The announcement was shocking for Palestinians and international leaders seeking a sniffle of hope for peace in the troubled region. But the shock was even more infuriating to the American Administration, who felt insulted by the Israeli actions.

Israeli Prime Minister Benjamin Netenyahu apologized for the "bad timing", adding to Palestinians' fury.

International law considers all settlements in the West Bank, including East Jerusalem, to be illegal. So timing is not the problem as far the law is concerned; settlements are.

The fallout from Biden's visit has been unraveling, in the form of quite strong statements.

US Secretary of State Hillary Clinton phoned the Israeli Prime Minister and told him such actions were harmful to the two country's bilateral relations.

Media "leaks" from unnamed "senior American officials" talk about difficult days and weeks ahead in American-Israeli relations.

Adding to the diplomatic embarrassment, the Quartet for Middle East peace (made up of Russia, the US, the EU, and UN) issued its own scathing statement, condemning the illegal Israeli measures and warning of possible 'extra steps'.

Other countries followed, including, Norway, Argentina, and the usually religiously neutral Switzerland.

Worldwide, including Israel, the media has been talking about the slap in the face Israel gave its best ally, the United States. Commentators have also been talking about the colossal miscalculations the Israeli government committed.

Late on Saturday, Israel's prime minister convened a special meeting and announced the formation of an inquiry into the events that lead to this unusually public US-Israel debacle.

The subject of the inquiry is timing, which ignores the strong international calls for the reversal of these plans. Some critics have attacked the Palestinian position, saying negotiations had gone ahead in the past despite Israeli settlement expansion. What they forget, or don't know, is that Palestinian condemnation of settlements dates back to the beginning of the "peace process".

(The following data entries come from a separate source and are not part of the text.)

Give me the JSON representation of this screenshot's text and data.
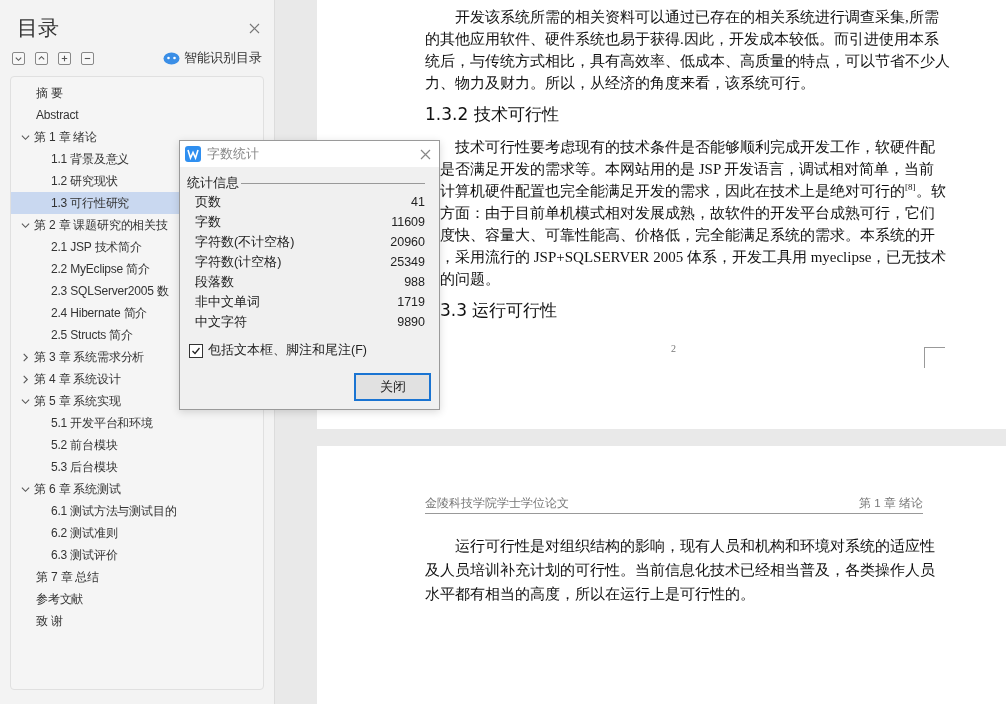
{
  "sidebar": {
    "title": "目录",
    "smart_toc": "智能识别目录",
    "items": [
      {
        "kind": "entry",
        "label": "摘 要",
        "selected": false
      },
      {
        "kind": "entry",
        "label": "Abstract",
        "selected": false
      },
      {
        "kind": "group",
        "label": "第 1 章  绪论",
        "expanded": true,
        "selected": false,
        "children": [
          {
            "label": "1.1 背景及意义",
            "selected": false
          },
          {
            "label": "1.2  研究现状",
            "selected": false
          },
          {
            "label": "1.3  可行性研究",
            "selected": true
          }
        ]
      },
      {
        "kind": "group",
        "label": "第 2 章  课题研究的相关技",
        "expanded": true,
        "selected": false,
        "children": [
          {
            "label": "2.1 JSP 技术简介",
            "selected": false
          },
          {
            "label": "2.2 MyEclipse 简介",
            "selected": false
          },
          {
            "label": "2.3 SQLServer2005 数",
            "selected": false
          },
          {
            "label": "2.4 Hibernate 简介",
            "selected": false
          },
          {
            "label": "2.5 Structs 简介",
            "selected": false
          }
        ]
      },
      {
        "kind": "group",
        "label": "第 3 章  系统需求分析",
        "expanded": false,
        "selected": false
      },
      {
        "kind": "group",
        "label": "第 4 章  系统设计",
        "expanded": false,
        "selected": false
      },
      {
        "kind": "group",
        "label": "第 5 章  系统实现",
        "expanded": true,
        "selected": false,
        "children": [
          {
            "label": "5.1  开发平台和环境",
            "selected": false
          },
          {
            "label": "5.2  前台模块",
            "selected": false
          },
          {
            "label": "5.3  后台模块",
            "selected": false
          }
        ]
      },
      {
        "kind": "group",
        "label": "第 6 章  系统测试",
        "expanded": true,
        "selected": false,
        "children": [
          {
            "label": "6.1  测试方法与测试目的",
            "selected": false
          },
          {
            "label": "6.2  测试准则",
            "selected": false
          },
          {
            "label": "6.3  测试评价",
            "selected": false
          }
        ]
      },
      {
        "kind": "entry",
        "label": "第 7 章  总结",
        "selected": false
      },
      {
        "kind": "entry",
        "label": "参考文献",
        "selected": false
      },
      {
        "kind": "entry",
        "label": "致 谢",
        "selected": false
      }
    ]
  },
  "page_1": {
    "lines": [
      {
        "kind": "indent",
        "text": "开发该系统所需的相关资料可以通过已存在的相关系统进行调查采集,所需"
      },
      {
        "kind": "plain",
        "text": "的其他应用软件、硬件系统也易于获得.因此，开发成本较低。而引进使用本系"
      },
      {
        "kind": "plain",
        "text": "统后，与传统方式相比，具有高效率、低成本、高质量的特点，可以节省不少人"
      },
      {
        "kind": "plain",
        "text": "力、物力及财力。所以，从经济的角度来看，该系统可行。"
      },
      {
        "kind": "heading",
        "text": "1.3.2 技术可行性"
      },
      {
        "kind": "indent",
        "text": "技术可行性要考虑现有的技术条件是否能够顺利完成开发工作，软硬件配"
      },
      {
        "kind": "covered",
        "text": "是否满足开发的需求等。本网站用的是 JSP 开发语言，调试相对简单，当前"
      },
      {
        "kind": "covered",
        "text": "计算机硬件配置也完全能满足开发的需求，因此在技术上是绝对可行的$^{[8]}$。软"
      },
      {
        "kind": "covered",
        "text": "方面：由于目前单机模式相对发展成熟，故软件的开发平台成熟可行，它们"
      },
      {
        "kind": "covered",
        "text": "度快、容量大、可靠性能高、价格低，完全能满足系统的需求。本系统的开"
      },
      {
        "kind": "covered",
        "text": "，采用流行的 JSP+SQLSERVER 2005 体系，开发工具用 myeclipse，已无技术"
      },
      {
        "kind": "covered",
        "text": "的问题。"
      },
      {
        "kind": "heading_covered",
        "text": "3.3 运行可行性"
      }
    ],
    "page_number": "2"
  },
  "page_2": {
    "header_left": "金陵科技学院学士学位论文",
    "header_right": "第 1 章  绪论",
    "lines": [
      {
        "kind": "indent",
        "text": "运行可行性是对组织结构的影响，现有人员和机构和环境对系统的适应性"
      },
      {
        "kind": "plain",
        "text": "及人员培训补充计划的可行性。当前信息化技术已经相当普及，各类操作人员"
      },
      {
        "kind": "plain",
        "text": "水平都有相当的高度，所以在运行上是可行性的。"
      }
    ]
  },
  "dialog": {
    "title": "字数统计",
    "group": "统计信息",
    "stats": [
      {
        "label": "页数",
        "value": "41"
      },
      {
        "label": "字数",
        "value": "11609"
      },
      {
        "label": "字符数(不计空格)",
        "value": "20960"
      },
      {
        "label": "字符数(计空格)",
        "value": "25349"
      },
      {
        "label": "段落数",
        "value": "988"
      },
      {
        "label": "非中文单词",
        "value": "1719"
      },
      {
        "label": "中文字符",
        "value": "9890"
      }
    ],
    "option": {
      "label": "包括文本框、脚注和尾注(F)",
      "checked": true
    },
    "button": "关闭"
  }
}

They also may not know that the settler population ballooned from barely 150,000 in 1994, at the start of the process, to almost half a million today.

This unprecedented settlement expansion Palestinians and international organisations say, is literally causing the disappearance of the free, contiguous, and viable Palestine the world has promised Palestinians after 44 years of occupation.

So although Palestinians have welcomed these strong statements, they say they are not enough to make peace efforts succeed - because Israel is creating facts on the ground that mere rhetoric cannot wish away.

For while the prospect of an independent Palestine is disappearing meter by meter, statements may be politically costly for Israel but they have yet to stop a bulldozer from leveling the land in Hizma, in preparation for one more settlement home.